1935 te bu haklar verildi de ne oldu?Tek parti yönetiminde erkek olsan ne yazar kadın olsan ne yazar.Atanmış listeyi onaylarsın o kadar.
İran'a bakın kadınların bilgisayar kullanma oranı Türkiyenin 7 katı.
Hamaset çok kötü bir duygudur.Komplekslerimiz bizi kör etmeye yetiyor.
Kadınlarını eğitememiş bir ülkenin insanlarının refleksiyle şişinip durmanın ne anlamı var?
Birilerinin kral çıplak demesini mi beklememiz lazım?
Kendi kendimize kutsal gün ve kutsal kişiler yaratıp tapınmaktan vaz geçmedikçe;Ne kadınları kurtulur nede geleceği....!
Evet bu haklar alınmamış,tepeden verilmiştir.Onun için gerçek değerini bulamamıştır.Bunu demekte ayrı bir şişinme hali.
Nedenleri ayrıca tartışılabilinir ama kendisini kurtarmış kadınların bütün kadınların seçme ve seçilme haklarını kullandıklarını söylemesi gerçekçi değil.Bütün veriler bunu gösteriyor.
saygılarım size....
bu arada belirteyim, kadınlara ilk kez ya da bazı gelişmiş ülkelerden önce seçme ve seçilme hakkını vermek, gelişmişlikle özdeşleştirilemez.
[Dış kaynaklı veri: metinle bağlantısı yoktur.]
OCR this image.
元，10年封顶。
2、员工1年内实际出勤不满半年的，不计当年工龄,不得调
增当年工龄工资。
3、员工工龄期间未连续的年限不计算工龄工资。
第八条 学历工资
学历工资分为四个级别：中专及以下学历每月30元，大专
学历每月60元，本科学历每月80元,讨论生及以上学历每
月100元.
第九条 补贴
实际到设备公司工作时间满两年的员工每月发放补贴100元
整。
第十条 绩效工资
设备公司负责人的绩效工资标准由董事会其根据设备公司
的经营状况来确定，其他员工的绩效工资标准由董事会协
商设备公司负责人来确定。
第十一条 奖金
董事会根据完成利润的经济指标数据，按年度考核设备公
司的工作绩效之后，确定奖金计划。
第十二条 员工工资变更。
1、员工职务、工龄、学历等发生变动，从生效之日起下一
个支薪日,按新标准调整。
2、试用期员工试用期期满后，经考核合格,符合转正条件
zira bakın: bu kadınlara seçme-seçilme hakkının verilme tarihleri:
1. 1893 yeni zelanda
2. 1902 avustralya
3. 1906 finlandiya
4. 1913 norveç
5. 1915 izlanda
6. 1917 hollanda
7. 1917 sovyetler birliği
8. 1917 kanada
9. 1917 estonya
10. 1917 letonya
11. 1917 litvanya
12. 1918 isveç
13. 1918 ingiltere
14. 1918 almanya
15. 1918 polonya
16. 1918 macaristan
17. 1918 avusturya
18. 1918 lüksemburg
19. 1918 çekoslavakya
20. 1920 abd
21. 1920 belçika
22. 1922 irlanda
23. 1924 moğolistan
24. 1929 ekvator
25. 1930 g. afrika (beyazlar)
26. 1931 ispanya
27. 1932 brezilya
28. 1932 tayland
29. 1934 küba
30. 1934 türkiye
31. 1945 fransa
32. 1945 italya
33. 1946 yugoslavya
34. 1946 romanya
35. 1947 bulgaristan
36. 1948 belçika
37. 1958 arnavutluk
38. 1970 isviçre"
yani, italya, isviçre ve fransa'dan ileri olmadığımız apaçık. ama yani, moğolistan, letonya ve ekvator'dan da geri miyiz yani?
kaynak:
http://www.itusozluk.com/goster.php/kad%FDnlara+se%E7me+se%E7ilme+hakk%FDn%FD+ilk+tc+vermi%FEtir
şunu da söyliyim, Türkiye'yede kadınlara seçme ve seçilme hakkını kimse vermemiştir, KADINLAR BU HAKLARINI SÖKE SÖKE VE HAKLI BİR ŞEKİLDE ALMIŞLARDIR. (- ki bence bu daha şerefli...)
bir de farklı bir perspektiften aynı sonuca varın:
http://www.iscimucadelesi.net/arsiv/dergi/dort/kadin4.htm
TunçAY tarafından 12/5/2009 1:14:23 AM zamanında düzenlenmiştir.
yazınızı kutluyorum. kadınlarla erkekler arasında eşitlik olmak zorunda. sosyal alanda da, bireysel alanda da...
ama ilginç bir noktadan bahsedeceğim, sadece kafalarda bir şeylerin oynaması için, bağımsız düşünebilmeniz için...
Atatürk, kadınlara seçme ve seçilme hakkının verilmesine önceleri karşıydı. Kadınların erkekler gibi askerlik yapmadıkları için, oy kullanmaya haklarının olmadığını söylüyordu.zaten neden cumhuriyetin ilanında hemencecik vermedi de, 1934 e kadar beklededi ki??
ilginç, değil mi?
benim kafadan uydurduğum bir şey değil bu, bakın, tarih böyle söylüyor:
http://www.gezenbilir.com/index.php?topic=20543.0;wap2
TunçAY tarafından 12/5/2009 1:17:39 AM zamanında düzenlenmiştir.